Maestro was referring to a special session of all legislators: senators and deputies. The instance provided by the Constitution to analyze the eventual resignation of a President and designate his successor.
De la Rúa was silent for a few seconds.
“If there is no other solution, I will.”
De la Rúa signed his resignation minutes after six thirty in the afternoon. He wrote it by hand, after summoning some trusted officials to his office. One of the officials who accompanied him in that gesture at the end, recalls that, once he stamped his signature on the resignation text, De la Rúa seemed to regain energy, as if a weight had been lifted from his shoulders.
“Well, we don’t have anything to do here today.” We’re leaving, ”he indicated to his distressed collaborators.
And he left the office to take the private elevator, but he was stopped by the head of the Military House, Vice Admiral Carlos Carbone, who had been in office for less than two days.
“Mr. President, you can’t go out there.” Security depends on me and there are a lot of people in the Plaza.
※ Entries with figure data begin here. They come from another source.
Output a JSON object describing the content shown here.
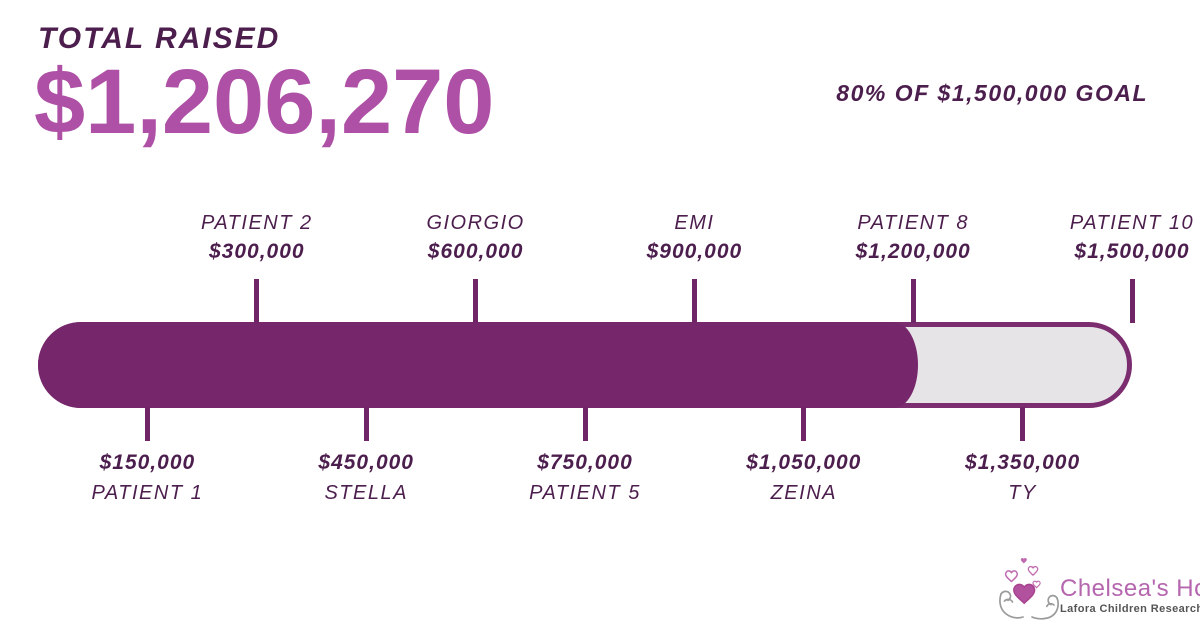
{
  "header": {
    "label": "TOTAL RAISED",
    "amount": "$1,206,270",
    "goal_text": "80% OF $1,500,000 GOAL"
  },
  "chart_data": {
    "type": "bar",
    "title": "TOTAL RAISED",
    "raised": 1206270,
    "raised_label": "$1,206,270",
    "goal": 1500000,
    "goal_label": "$1,500,000",
    "percent_of_goal": 80,
    "axis_min": 0,
    "axis_max": 1500000,
    "bar_fill_color": "#76276B",
    "bar_track_color": "#E6E4E6",
    "bar_border_color": "#7C2D70",
    "tick_color": "#6F2566",
    "milestones": [
      {
        "name": "PATIENT 1",
        "amount_label": "$150,000",
        "value": 150000,
        "side": "below"
      },
      {
        "name": "PATIENT 2",
        "amount_label": "$300,000",
        "value": 300000,
        "side": "above"
      },
      {
        "name": "STELLA",
        "amount_label": "$450,000",
        "value": 450000,
        "side": "below"
      },
      {
        "name": "GIORGIO",
        "amount_label": "$600,000",
        "value": 600000,
        "side": "above"
      },
      {
        "name": "PATIENT 5",
        "amount_label": "$750,000",
        "value": 750000,
        "side": "below"
      },
      {
        "name": "EMI",
        "amount_label": "$900,000",
        "value": 900000,
        "side": "above"
      },
      {
        "name": "ZEINA",
        "amount_label": "$1,050,000",
        "value": 1050000,
        "side": "below"
      },
      {
        "name": "PATIENT 8",
        "amount_label": "$1,200,000",
        "value": 1200000,
        "side": "above"
      },
      {
        "name": "TY",
        "amount_label": "$1,350,000",
        "value": 1350000,
        "side": "below"
      },
      {
        "name": "PATIENT 10",
        "amount_label": "$1,500,000",
        "value": 1500000,
        "side": "above"
      }
    ]
  },
  "logo": {
    "name": "Chelsea's Hope",
    "tagline": "Lafora Children Research Fund",
    "pink": "#B566AE",
    "heart_fill": "#B2519E",
    "hand_gray": "#9B9B9B"
  },
  "colors": {
    "dark_purple_text": "#4C1E4D",
    "amount_magenta": "#AE50A5"
  }
}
“I’m going straight, like I always do.”
“No, Mr. President, the helicopter is ready.” You cannot get out by land.
De la Rúa was quickly taken to the roof, where a Sikorsky S76B helicopter was already waiting for him, barely perched to protect the ceiling and walls of the historic building from possible cracks. In a rush and in just one minute, he boarded the machine, along with his aide, Lieutenant Colonel Gustavo Giacosa and the deputy chief of the presidential custody, Deputy Commissioner Marcelo Lioni.
It was seven fifty-two in the afternoon and the white helicopter was rising amid applause, shouts and insults from the people protesting in the Plaza de Mayo. An image that would remain in history.